Eventually, the videos would be seen millions of times, and campus officials tried to keep track of the mushrooming crisis through Google alerts on the terms "Katehi" or "UC Davis."

Michael Heenan, a Sacramento crisis communications expert, offered his advice to the UC Davis communications shop as Katehi was preparing to appear at a massive campus meeting three days after the pepper-spraying.

"As you know, this is just getting started," Heenan wrote. "Even if your prayers are answered and the news cycle for this is shortish, there will be repair work to keep you busy for a long, long time."

Hundreds of pages of the documents are brief, sometimes one-word messages to Katehi demanding she resign.

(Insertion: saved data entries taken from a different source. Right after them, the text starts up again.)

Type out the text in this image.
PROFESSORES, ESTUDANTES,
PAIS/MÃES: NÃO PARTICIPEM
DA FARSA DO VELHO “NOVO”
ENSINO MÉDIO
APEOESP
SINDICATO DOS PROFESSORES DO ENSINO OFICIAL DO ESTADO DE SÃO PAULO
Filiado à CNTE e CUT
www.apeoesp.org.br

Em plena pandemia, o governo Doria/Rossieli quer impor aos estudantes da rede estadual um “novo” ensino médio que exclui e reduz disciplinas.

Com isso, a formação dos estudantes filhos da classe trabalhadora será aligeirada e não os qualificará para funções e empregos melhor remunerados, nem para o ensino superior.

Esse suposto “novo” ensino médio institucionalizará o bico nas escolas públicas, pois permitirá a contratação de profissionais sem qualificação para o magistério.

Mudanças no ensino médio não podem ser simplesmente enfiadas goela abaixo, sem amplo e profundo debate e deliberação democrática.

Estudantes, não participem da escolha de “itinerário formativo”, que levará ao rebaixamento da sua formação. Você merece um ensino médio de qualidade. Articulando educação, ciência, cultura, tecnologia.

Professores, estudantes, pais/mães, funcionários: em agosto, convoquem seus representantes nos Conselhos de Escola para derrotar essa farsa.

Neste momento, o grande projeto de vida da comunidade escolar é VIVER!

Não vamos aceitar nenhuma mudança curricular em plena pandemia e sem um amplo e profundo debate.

Some contain profanity; others were lengthy and polite suggestions for why she should step down.

Many of the documents were from people emailing the chancellor to inform her they had signed an online petition seeking her resignation that was started by Nathan Brown, an assistant English professor at the campus.

Katehi took note of Brown's public stance in an email to Karl Engelbach, her chief of staff, at 10:19 p.m. on Nov. 18, roughly six hours after the pepper-spraying.

"Karl, look at this 'Open Letter to Chancellor Katehi' from Nathan Brown," she wrote, according to the documents.

Engelback apparently was not impressed, replying that Brown "is but one faculty member who apparently either has forgotten or lacks true research skills."

"I frankly think his article should be ignored," Engelbach added. "His viewpoints are uninformed and do not warrant your time."

"I agree with you," Katehi wrote back.